Más allá de escenografías, pacto in extremis con el insistente Cascos, comentarios variopintos sobre la cuidada vestimenta del presidente del Congreso compatible con su tranquediano papel, chistes cruzados entre los vicepresidentes Rajoy y Rato, quinielas sobre delfines y elevación a los altares del adalid de 'un proyecto serio para un país serio' (¡¡qué perspicacia y profundidad!!, ¡¡cuánta coherencia con la praxis cotidiana!!), el reciente congreso del PP nos ha deparado una sorpresa: por fin ha parido la criatura y el ya conocido Pacto Local, también llamado segunda descentralización, que venía serpenteando desde 1993, ha cobrado protagonismo al ser formulado como oferta de negociación al resto de los partidos por el mismísimo Aznar, sin olvidar la vehemente defensa del municipalismo que hizo ante sus colegas la presidenta de la FEMP y alcaldesa de Valencia, Rita Barberá.

Oferta ésta que el resto de los partidos (salvo CiU y sin menospreciar la acogida poco calurosa de la iniciativa por parte de los presidentes de los gobiernos autónomos donde manda el PP), han aceptado en principio y con evidente desconfianza, todavía escaldados por los resultados del último gran pacto de Estado, el del Poder Judicial. Incluso ya ha aparecido en prensa como uno de los temas de la agenda la elección directa de los alcaldes y Bono y el alcalde de Guadalajara (del PP ) han tenido su tête a tête mediático en el que han salido los temas de rigor: la falta de criterios objetivos para el reparto de los escasos Fondos Regionales de Cooperación, la autonomía local en temas de urbanismo y sus corruptelas aparejadas , el famoso 50- 25-25, la duda razobable sobre la funcionalidad de las diputaciones...
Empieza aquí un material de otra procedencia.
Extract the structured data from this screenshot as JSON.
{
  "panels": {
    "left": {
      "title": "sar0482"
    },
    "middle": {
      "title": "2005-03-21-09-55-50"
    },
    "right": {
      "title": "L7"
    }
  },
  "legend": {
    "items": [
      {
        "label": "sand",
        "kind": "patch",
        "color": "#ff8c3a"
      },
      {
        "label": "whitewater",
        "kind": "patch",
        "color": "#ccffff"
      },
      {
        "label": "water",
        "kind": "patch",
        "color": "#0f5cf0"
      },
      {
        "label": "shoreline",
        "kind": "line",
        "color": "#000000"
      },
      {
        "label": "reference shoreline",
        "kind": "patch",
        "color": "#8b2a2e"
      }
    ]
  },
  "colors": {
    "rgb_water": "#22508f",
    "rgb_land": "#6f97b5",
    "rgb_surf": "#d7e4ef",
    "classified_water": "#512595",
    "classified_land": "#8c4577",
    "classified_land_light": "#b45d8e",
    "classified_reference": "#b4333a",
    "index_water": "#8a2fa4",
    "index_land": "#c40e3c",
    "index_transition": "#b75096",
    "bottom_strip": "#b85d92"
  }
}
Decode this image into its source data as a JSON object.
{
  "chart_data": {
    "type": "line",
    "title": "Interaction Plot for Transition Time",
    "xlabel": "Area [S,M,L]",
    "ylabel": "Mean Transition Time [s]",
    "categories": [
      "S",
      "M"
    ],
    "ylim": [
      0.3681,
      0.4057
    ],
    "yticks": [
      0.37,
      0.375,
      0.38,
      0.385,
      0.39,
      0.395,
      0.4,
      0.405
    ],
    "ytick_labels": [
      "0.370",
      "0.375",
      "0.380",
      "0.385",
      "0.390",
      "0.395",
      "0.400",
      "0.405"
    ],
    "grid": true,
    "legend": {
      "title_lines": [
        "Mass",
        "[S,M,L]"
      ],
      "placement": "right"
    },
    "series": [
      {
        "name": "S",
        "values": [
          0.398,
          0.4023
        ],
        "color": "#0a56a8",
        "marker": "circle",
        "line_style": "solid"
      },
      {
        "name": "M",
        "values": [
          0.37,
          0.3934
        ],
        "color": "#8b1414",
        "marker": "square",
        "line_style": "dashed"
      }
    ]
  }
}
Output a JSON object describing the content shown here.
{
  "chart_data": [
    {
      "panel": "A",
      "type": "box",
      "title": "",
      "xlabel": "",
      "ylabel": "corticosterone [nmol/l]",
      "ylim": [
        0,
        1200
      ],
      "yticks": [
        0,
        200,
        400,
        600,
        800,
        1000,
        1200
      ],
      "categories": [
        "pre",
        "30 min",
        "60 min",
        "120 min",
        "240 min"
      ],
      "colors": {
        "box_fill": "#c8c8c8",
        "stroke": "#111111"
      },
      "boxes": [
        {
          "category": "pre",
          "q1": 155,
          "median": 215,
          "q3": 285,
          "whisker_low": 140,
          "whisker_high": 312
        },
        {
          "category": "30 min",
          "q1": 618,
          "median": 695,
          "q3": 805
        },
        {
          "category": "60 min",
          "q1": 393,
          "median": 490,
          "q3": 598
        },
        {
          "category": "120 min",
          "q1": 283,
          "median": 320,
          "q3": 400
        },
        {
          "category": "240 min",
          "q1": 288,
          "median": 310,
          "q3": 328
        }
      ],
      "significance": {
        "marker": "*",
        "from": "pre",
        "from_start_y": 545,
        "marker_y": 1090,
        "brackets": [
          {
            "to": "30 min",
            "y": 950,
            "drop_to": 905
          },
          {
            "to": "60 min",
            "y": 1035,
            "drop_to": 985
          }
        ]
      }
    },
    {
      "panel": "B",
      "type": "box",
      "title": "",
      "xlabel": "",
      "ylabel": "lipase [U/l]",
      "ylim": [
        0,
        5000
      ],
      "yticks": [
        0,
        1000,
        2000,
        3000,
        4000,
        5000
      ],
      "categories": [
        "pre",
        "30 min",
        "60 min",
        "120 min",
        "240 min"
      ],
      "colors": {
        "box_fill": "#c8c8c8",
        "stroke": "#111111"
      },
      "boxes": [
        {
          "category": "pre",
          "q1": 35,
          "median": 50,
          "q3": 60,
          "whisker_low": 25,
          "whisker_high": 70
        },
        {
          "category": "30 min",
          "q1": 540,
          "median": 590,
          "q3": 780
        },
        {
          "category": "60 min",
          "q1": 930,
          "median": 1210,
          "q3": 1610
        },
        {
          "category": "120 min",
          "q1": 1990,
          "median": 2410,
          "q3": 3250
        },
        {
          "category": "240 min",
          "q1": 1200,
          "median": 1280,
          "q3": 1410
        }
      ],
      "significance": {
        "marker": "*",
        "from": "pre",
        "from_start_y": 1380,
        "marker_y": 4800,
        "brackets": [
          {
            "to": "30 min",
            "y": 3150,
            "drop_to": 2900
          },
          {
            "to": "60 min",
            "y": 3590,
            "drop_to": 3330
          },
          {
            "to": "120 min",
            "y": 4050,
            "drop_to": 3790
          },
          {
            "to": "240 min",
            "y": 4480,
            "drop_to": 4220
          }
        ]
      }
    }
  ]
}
Aunque es pronto para ser pesimista, da la impresión de que, una vez más, nos quedamos en la crema del café y no se abordan las cuestiones de fondo con claridad. Y ello es justamente lo que me preocupa. No es la primera vez que los límites mentales de los gobernantes y de la oposición han echado a perder la oportunidad de modernizar en serio un subsector público tan básico para el bienestar social y el progreso económico como es el de la Administración local. Ahí están la Ley de Bases de Régimen Local de 1985 y la Ley de Haciendas Locales de 1988 para demostrarlo. Y es que coger al toro por los cuernos requiere, amén de valentía, las ideas claras y la cabeza fría.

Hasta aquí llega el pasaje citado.